The Razzaq panel also held pro se litigants are not excused from complying with the record citation requirements of Kansas Supreme Court Rule 6.02(a)(5) (2023 Kan. S. Ct. R. at 36). 2016 WL 6139148, at *5. We agree with the Razzaq panel's reasoning and apply it here.

3 Brown's brief also contains a lengthy appendix with 261 pages of materials not keyed to the record on appeal. This is not a substitute for a proper record. An appendix to a brief should only contain "limited extracts from the record on appeal." Rule 6.02(b) (2023 Kan. S. Ct. R. at 36). Throughout his brief, Brown purports to cite to the record on appeal in support of his various incidental arguments. Most of the purported factual statements do not align with the volume and page numbers cited. We are unable to decipher whether Brown is citing to the actual record on appeal or merely referencing materials in the appendix of his brief. Due to his numerous failures to properly cite to the record, we are seriously handicapped in our review of the issues and, therefore, presume the district court was correct. See Razzaq, 2016 WL 6139148, at *4.

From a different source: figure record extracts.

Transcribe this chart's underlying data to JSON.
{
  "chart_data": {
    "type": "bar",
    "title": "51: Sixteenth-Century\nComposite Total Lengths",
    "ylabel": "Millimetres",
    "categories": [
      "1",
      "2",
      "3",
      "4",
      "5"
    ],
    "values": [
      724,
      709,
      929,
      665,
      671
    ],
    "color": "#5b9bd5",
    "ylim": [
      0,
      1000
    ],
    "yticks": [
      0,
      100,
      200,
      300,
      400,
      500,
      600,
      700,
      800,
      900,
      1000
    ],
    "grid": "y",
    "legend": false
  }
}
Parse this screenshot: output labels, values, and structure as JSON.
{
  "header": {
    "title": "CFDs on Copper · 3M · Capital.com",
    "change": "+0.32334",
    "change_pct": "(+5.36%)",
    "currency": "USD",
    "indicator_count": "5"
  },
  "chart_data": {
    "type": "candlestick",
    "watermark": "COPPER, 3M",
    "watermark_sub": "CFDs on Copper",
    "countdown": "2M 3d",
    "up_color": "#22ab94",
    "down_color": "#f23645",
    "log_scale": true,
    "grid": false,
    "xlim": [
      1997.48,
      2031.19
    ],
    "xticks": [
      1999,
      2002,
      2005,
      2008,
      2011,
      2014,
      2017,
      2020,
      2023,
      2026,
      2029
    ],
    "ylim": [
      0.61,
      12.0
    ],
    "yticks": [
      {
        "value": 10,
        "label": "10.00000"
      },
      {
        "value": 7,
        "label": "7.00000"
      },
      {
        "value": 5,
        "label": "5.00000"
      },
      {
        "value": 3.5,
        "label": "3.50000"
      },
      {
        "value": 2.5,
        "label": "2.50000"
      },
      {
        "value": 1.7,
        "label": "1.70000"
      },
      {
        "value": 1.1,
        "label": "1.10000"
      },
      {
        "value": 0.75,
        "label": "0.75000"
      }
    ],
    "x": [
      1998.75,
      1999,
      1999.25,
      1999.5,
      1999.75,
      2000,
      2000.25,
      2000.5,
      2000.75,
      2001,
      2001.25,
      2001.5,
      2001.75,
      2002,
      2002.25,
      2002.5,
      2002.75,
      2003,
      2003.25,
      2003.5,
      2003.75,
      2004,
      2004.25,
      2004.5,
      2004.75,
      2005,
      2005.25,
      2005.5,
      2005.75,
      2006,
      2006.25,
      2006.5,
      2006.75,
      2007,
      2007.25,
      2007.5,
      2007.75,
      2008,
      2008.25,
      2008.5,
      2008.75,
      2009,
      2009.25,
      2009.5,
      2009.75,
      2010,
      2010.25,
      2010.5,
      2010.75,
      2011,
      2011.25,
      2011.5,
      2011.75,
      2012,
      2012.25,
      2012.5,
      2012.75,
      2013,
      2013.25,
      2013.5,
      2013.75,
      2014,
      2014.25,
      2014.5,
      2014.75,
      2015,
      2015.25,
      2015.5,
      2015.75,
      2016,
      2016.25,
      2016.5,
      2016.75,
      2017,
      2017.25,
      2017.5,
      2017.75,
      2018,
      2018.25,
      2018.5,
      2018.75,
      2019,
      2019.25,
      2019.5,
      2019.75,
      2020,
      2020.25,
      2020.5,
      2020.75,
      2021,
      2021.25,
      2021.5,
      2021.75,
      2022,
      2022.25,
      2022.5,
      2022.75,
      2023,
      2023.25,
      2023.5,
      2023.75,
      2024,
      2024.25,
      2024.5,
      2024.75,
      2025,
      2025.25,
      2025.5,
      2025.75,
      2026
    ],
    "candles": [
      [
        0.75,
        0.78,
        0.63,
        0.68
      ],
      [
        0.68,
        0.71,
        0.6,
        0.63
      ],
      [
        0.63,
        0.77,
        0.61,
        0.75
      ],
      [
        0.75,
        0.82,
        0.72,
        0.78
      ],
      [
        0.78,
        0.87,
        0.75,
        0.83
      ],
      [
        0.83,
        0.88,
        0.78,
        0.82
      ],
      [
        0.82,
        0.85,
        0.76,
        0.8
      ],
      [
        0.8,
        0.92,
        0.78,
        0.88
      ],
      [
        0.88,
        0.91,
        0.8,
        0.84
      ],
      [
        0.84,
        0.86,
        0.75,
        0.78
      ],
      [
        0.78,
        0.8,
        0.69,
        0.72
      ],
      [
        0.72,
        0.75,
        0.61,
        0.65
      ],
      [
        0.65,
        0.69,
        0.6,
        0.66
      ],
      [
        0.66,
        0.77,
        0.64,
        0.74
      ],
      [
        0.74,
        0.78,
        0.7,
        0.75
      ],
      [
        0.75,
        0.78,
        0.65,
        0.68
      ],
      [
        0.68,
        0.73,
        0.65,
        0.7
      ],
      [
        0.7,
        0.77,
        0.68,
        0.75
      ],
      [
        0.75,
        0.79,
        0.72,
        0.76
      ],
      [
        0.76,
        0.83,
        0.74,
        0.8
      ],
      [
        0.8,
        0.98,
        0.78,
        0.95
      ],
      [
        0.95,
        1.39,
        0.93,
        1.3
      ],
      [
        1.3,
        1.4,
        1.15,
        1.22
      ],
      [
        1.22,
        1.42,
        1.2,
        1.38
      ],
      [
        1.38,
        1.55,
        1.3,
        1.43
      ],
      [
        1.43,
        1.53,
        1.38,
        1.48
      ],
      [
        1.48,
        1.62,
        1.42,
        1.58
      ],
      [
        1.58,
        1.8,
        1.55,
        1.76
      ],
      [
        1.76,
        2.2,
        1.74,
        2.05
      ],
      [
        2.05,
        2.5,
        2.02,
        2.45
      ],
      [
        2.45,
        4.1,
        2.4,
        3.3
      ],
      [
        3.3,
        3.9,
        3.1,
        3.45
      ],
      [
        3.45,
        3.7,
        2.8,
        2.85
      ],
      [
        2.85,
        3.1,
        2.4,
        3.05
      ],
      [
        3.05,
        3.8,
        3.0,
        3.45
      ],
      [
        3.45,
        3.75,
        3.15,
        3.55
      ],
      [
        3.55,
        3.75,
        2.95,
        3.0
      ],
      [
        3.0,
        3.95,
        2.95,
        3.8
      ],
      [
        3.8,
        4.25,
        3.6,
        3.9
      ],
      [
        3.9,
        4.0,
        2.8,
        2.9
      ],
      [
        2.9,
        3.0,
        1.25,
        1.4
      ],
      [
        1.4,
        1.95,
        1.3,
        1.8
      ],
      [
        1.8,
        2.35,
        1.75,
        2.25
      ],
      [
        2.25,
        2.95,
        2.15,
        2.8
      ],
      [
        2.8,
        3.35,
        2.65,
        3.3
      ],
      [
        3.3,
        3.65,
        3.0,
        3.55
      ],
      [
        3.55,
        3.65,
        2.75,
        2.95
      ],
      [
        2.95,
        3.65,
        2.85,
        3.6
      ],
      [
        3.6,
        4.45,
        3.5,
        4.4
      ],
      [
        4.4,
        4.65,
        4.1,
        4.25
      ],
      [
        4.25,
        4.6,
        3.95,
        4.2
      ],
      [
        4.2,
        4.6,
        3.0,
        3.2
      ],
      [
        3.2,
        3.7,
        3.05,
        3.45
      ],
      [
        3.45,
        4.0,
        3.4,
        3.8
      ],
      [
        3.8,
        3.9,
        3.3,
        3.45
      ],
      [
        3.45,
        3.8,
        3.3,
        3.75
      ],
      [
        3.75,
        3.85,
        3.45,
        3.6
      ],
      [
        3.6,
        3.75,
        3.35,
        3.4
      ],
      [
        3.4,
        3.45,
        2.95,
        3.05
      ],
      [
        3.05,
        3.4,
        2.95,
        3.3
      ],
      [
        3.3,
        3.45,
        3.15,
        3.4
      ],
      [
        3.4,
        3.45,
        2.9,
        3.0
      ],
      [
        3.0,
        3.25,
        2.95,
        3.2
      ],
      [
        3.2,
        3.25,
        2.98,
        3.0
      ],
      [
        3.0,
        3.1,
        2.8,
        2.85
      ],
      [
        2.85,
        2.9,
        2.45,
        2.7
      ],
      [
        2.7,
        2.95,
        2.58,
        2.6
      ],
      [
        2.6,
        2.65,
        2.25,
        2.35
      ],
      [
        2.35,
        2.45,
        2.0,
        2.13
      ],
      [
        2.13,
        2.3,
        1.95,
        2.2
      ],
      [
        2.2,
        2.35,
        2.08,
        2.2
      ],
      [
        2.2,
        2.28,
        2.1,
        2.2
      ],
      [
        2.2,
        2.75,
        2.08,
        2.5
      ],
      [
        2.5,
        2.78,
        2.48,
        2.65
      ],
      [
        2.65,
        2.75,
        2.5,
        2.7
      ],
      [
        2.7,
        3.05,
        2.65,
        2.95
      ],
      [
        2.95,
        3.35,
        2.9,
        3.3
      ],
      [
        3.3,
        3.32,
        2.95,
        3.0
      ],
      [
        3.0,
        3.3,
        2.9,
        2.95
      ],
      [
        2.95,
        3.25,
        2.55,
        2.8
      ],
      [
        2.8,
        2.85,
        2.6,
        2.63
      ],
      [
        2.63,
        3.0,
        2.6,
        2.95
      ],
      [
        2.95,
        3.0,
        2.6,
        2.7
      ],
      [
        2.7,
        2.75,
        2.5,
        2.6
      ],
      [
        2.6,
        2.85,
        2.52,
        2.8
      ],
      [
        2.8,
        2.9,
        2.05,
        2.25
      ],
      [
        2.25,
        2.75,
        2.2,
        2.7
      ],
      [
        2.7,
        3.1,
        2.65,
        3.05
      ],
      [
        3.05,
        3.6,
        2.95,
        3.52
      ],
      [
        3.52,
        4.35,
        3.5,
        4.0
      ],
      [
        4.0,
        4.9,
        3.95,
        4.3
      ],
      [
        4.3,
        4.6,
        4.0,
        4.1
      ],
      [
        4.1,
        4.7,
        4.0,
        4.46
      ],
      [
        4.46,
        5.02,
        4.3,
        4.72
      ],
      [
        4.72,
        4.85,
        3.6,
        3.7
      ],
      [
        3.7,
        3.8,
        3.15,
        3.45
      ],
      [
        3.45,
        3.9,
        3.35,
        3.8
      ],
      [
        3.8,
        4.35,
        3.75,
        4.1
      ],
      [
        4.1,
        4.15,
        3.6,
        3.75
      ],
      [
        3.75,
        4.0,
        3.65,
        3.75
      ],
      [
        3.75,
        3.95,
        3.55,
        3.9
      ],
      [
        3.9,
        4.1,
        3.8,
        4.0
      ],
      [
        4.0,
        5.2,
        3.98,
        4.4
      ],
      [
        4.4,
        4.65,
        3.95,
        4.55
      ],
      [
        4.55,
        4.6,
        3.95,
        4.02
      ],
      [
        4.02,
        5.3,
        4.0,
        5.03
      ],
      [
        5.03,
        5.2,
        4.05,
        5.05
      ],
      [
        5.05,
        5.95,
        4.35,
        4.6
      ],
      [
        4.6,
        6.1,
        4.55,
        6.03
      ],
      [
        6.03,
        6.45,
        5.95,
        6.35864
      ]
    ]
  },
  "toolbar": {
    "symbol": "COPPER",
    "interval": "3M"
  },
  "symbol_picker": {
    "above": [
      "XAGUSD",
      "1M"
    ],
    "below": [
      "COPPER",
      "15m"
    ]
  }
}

The State is also correct Brown fails to cite to the proper standard of review for summary dismissal of a K.S.A. 60-1507 motion. He does not begin his issues with the appropriate standard of appellate review, nor does he provide a pinpoint reference to where each issue was raised and ruled on below or explain why the issues should be considered on appeal (if not raised below) in violation of Rule 6.02(a)(5). Our Supreme Court has held Rule 6.02(a)(5) is to be strictly enforced. State v. Godfrey, 301 Kan. 1041, 1043-44, 350 P.3d 1068 (2015). An appellant who fails to comply with this rule risks a ruling that the issue is improperly briefed and will be deemed waived and abandoned. State v. Williams, 298 Kan. 1075, 1085-86, 319 P.3d 528 (2014).

We further note numerous errors in the formatting of Brown's brief as it does not comply with Kansas Supreme Court Rule 6.07(a)(1) (2023 Kan. S. Ct. R. at 38), which requires: "All text must be double-spaced except block quotations and footnotes which may be single-spaced." Throughout his brief, Brown purports to quote from the record (albeit with questionable citation thereto) in single-spaced block quotes but then adds his own commentary in the same, single-spaced paragraphs. Although far from the most glaring error in his briefing, this nevertheless complicates our review.

4 The State is well-justified in asserting that the numerous deficiencies in Brown's brief make it difficult for the State to respond to the issues raised therein. Likewise, these deficiencies make it difficult for us to properly analyze the issues.